Basically, the Prime Minister is throwing a little uncertainty out to markets about what the government might do. And considering that his party's sweeping electoral victory last year represented an historic shift in power in Japanese politics, there isn't much track record to judge.

Now, the announcement is unlikely to shatter markets - the FT reports that the yen only weakened slightly following the Prime Minister's comments. And the government will likely not take any real action to lower the value of the yen.

Still, the announcement itself is a li'l bit of an action. The government does not want to see the value of the yen appreciate. A weak yen would be good for the strong export-oriented sector in Japan. A dropping yen would do much more to help Toyota sales, for example, than any further appearances from Mr. Toyota himself. The weak yen would make Japanese automobiles, electronics, etc. cheaper for people abroad (e.g., Americans), and it would make imports more expensive for Japanese consumers.

Let's take a broader perspective: The financial crisis in 2008 weakens the dollar. The Chinese renmimbi is pegged mostly to the dollar, so its value drops. In relative terms, this makes the euro and the yen stronger... Now, with the Greek tragedy playing out, the value of the euro drops. So, investors (and speculators) are looking to see what currency will keep its value... And, by the way, if we all coordinate on buying the same currency, we'll have a self-fulfilling prophecy.

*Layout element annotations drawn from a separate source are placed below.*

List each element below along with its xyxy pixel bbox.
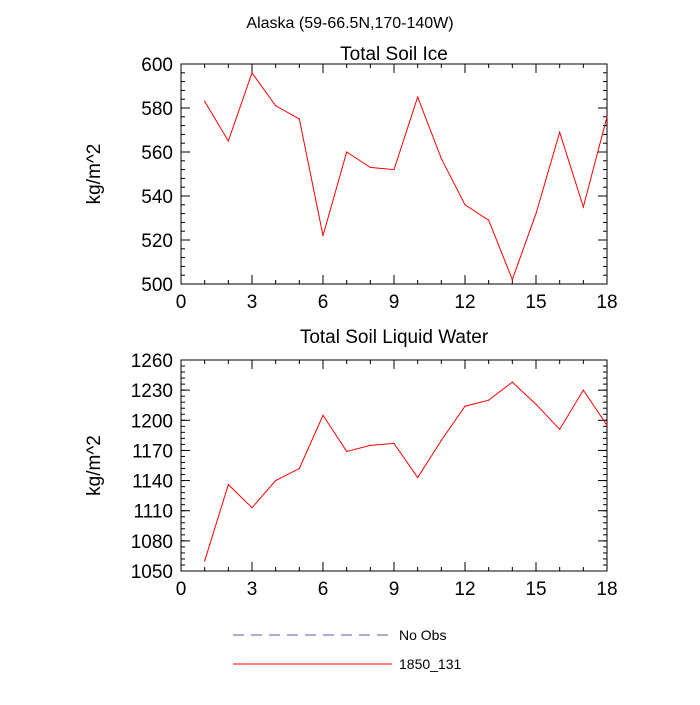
panel-title: Total Soil Liquid Water bbox=[300, 327, 489, 348]
data-point bbox=[346, 450, 348, 453]
x-tick-label: 0 bbox=[176, 292, 187, 313]
data-point bbox=[227, 483, 229, 486]
panel-2: Total Soil Liquid Water 0 3 6 9 12 15 18 1050 108… bbox=[84, 327, 618, 600]
series-1850_131 bbox=[204, 71, 608, 282]
x-tick-label: 6 bbox=[318, 292, 329, 313]
data-point bbox=[582, 389, 584, 391]
y-tick-label: 1260 bbox=[131, 351, 173, 372]
data-point bbox=[488, 219, 490, 221]
series-1850_131 bbox=[204, 381, 608, 562]
plot-frame bbox=[180, 359, 608, 572]
data-point bbox=[204, 100, 206, 102]
y-tick-label: 1230 bbox=[131, 381, 173, 402]
legend: No Obs 1850_131 bbox=[233, 627, 462, 672]
data-point bbox=[275, 479, 277, 482]
data-point bbox=[251, 72, 253, 74]
main-title: Alaska (59-66.5N,170-140W) bbox=[246, 15, 453, 32]
y-tick-label: 500 bbox=[141, 275, 173, 296]
legend-item: 1850_131 bbox=[233, 656, 462, 672]
data-point bbox=[488, 399, 490, 401]
legend-item: No Obs bbox=[233, 627, 446, 643]
data-point bbox=[535, 213, 537, 215]
plot-frame bbox=[180, 63, 608, 285]
data-point bbox=[346, 151, 348, 153]
x-tick-label: 9 bbox=[389, 579, 400, 600]
data-point bbox=[275, 105, 277, 107]
data-point bbox=[393, 442, 395, 444]
data-point bbox=[535, 403, 537, 405]
data-point bbox=[322, 414, 324, 416]
x-tick-label: 18 bbox=[596, 292, 617, 313]
series-line bbox=[204, 71, 608, 282]
data-point bbox=[322, 235, 324, 237]
panels: Total Soil Ice 0 3 6 9 12 15 18 500 520 540 560 580 6… bbox=[84, 44, 618, 600]
y-tick-label: 1200 bbox=[131, 411, 173, 432]
y-tick-label: 1110 bbox=[134, 502, 173, 523]
data-point bbox=[417, 476, 419, 479]
y-tick-label: 540 bbox=[141, 187, 173, 208]
x-tick-label: 9 bbox=[389, 292, 400, 313]
panel-1: Total Soil Ice 0 3 6 9 12 15 18 500 520 540 560 580 6… bbox=[84, 44, 618, 313]
x-tick-label: 12 bbox=[454, 579, 475, 600]
data-point bbox=[511, 279, 513, 281]
data-point bbox=[606, 116, 608, 118]
data-point bbox=[204, 560, 206, 562]
data-point bbox=[582, 206, 584, 208]
x-tick-label: 15 bbox=[525, 579, 546, 600]
data-point bbox=[369, 444, 371, 447]
data-point bbox=[369, 166, 371, 168]
x-tick-label: 15 bbox=[525, 292, 546, 313]
y-tick-label: 1050 bbox=[131, 562, 173, 583]
y-tick-label: 1170 bbox=[132, 441, 173, 462]
y-tick-label: 580 bbox=[141, 99, 173, 120]
data-point bbox=[464, 405, 466, 407]
data-point bbox=[251, 507, 253, 509]
data-point bbox=[440, 158, 442, 160]
y-tick-label: 600 bbox=[141, 55, 173, 76]
data-point bbox=[606, 424, 608, 426]
data-point bbox=[417, 96, 419, 98]
y-axis-title: kg/m^2 bbox=[84, 144, 105, 205]
data-point bbox=[298, 118, 300, 120]
y-tick-label: 560 bbox=[141, 143, 173, 164]
data-point bbox=[393, 169, 395, 171]
x-tick-label: 3 bbox=[247, 579, 258, 600]
y-tick-label: 520 bbox=[141, 231, 173, 252]
data-point bbox=[559, 131, 561, 133]
legend-label: 1850_131 bbox=[399, 656, 462, 672]
x-tick-label: 3 bbox=[247, 292, 258, 313]
data-point bbox=[440, 439, 442, 441]
y-tick-label: 1140 bbox=[132, 472, 173, 493]
panel-title: Total Soil Ice bbox=[340, 44, 448, 65]
data-point bbox=[559, 428, 561, 430]
y-tick-label: 1080 bbox=[131, 532, 173, 553]
series-line bbox=[204, 381, 608, 562]
x-tick-label: 12 bbox=[454, 292, 475, 313]
data-point bbox=[464, 204, 466, 206]
x-tick-label: 18 bbox=[596, 579, 617, 600]
x-tick-label: 6 bbox=[318, 579, 329, 600]
legend-label: No Obs bbox=[399, 627, 446, 643]
data-point bbox=[298, 467, 300, 470]
y-axis-title: kg/m^2 bbox=[84, 435, 105, 496]
data-point bbox=[227, 140, 229, 142]
x-tick-label: 0 bbox=[176, 579, 187, 600]
data-point bbox=[511, 381, 513, 383]
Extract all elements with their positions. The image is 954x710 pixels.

The value of whichever currency we all coordinate on will rise accordingly.

So, Prime Minister Hatoyama's headline is really just a message: the buck does not stop here either!

Now, under the old days that led up to the Great Depression, governments had fixed exchange rates and played dirtier. They engaged in outright competitive devaluations, and this beggar-thy-neighbor approach caused things to spiral out of control. A weakened currency can boost an economy, a valueless currency not so much. With major currencies on floating exchange rates, movements are gradual, and the games that governments play are subtle. That's good for all of us.

Yet, if we don't trust the dollar to rise, and we don't trust the euro to rise, and we don't trust the yen to rise, and the currencies of the emerging markets are still a bit risky, where will we go? The Chinese and the IMF have been floating the idea of a new international reserve currency... but I'm not optimistic. Does anyone know the number of a gold-broker?

For more on the coordination around international reserve currencies see:
McNamara, Kathleen R. 2008. A rivalry in the making? The Euro and international monetary power. International Political Economy 15 (3):439-459.

And for a great intro to these topics, see:
Oatley, Thomas. 2010. International Political Economy (4th Edition) (Paperback). New York: Longman.